Association of smoking and endodontic variables in hypertensive patients
Ajmal Mir, Shahid Ali Wani, Mehnaz Rajab
Introduction: The aim of this study was to investigate the relationship between smoking and the prevalence of apical periodontitis and root canal treatment in hypertensive patients. Methods: In a cross-sectional study, the records of 100 hypertensive patients, 50 smokers and 50 nonsmokers, were examined. Periapical status of all teeth was assessed by using the periapical index score. Results: Apical periodontitis in 1 or more teeth was found in 92% of smoker patients and in 44% of nonsmoker subjects (P =.000; odds ratio [OR], 16.8; 95% confidence interval [CI], 4.6–61.3).

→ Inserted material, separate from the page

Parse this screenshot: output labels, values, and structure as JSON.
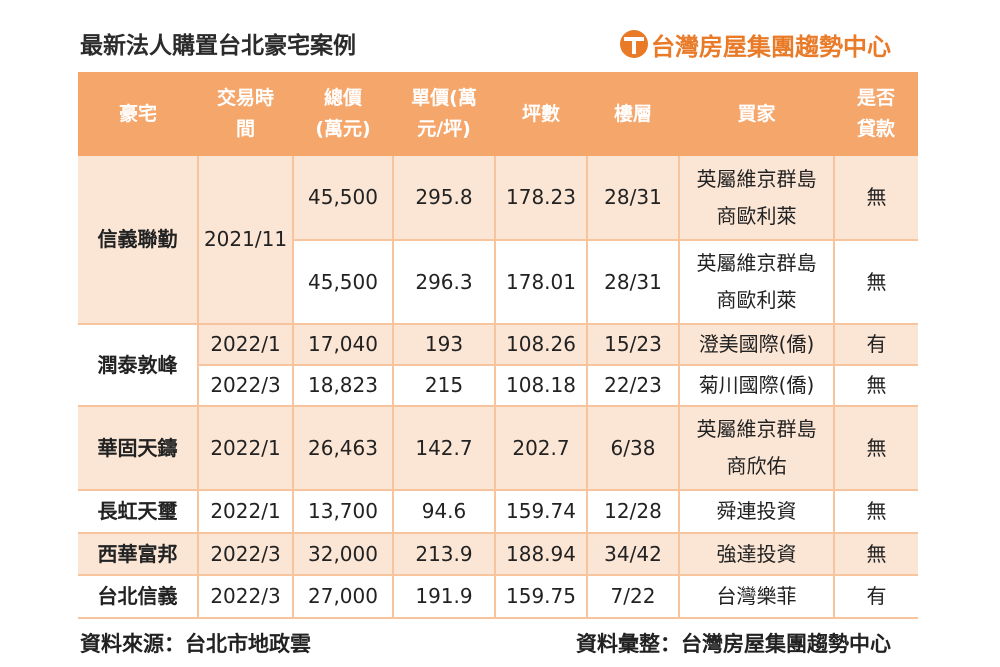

One or more root-filled teeth were found in 58% and 20% of smoker and nonsmoker subjects, respectively (P <.01; OR, 5.5; 95% CI, 2.3–13.5). Among smoker hypertensive patients, 6% of the teeth had apical periodontitis, whereas in the nonsmoker subjects, 2% of teeth were affected (P <.01; OR, 3.3; 95% CI, 2.0–5.4). The percentage of root-filled teeth in the smoker and nonsmoker groups was 3.6% and 1.2%, respectively (P <.01; OR, 2.9; 95% CI, 1.6–5.5). Conclusions: The prevalence of apical periodontitis and root canal treatment was significantly higher in smoker hypertensive patients compared with nonsmoker subjects.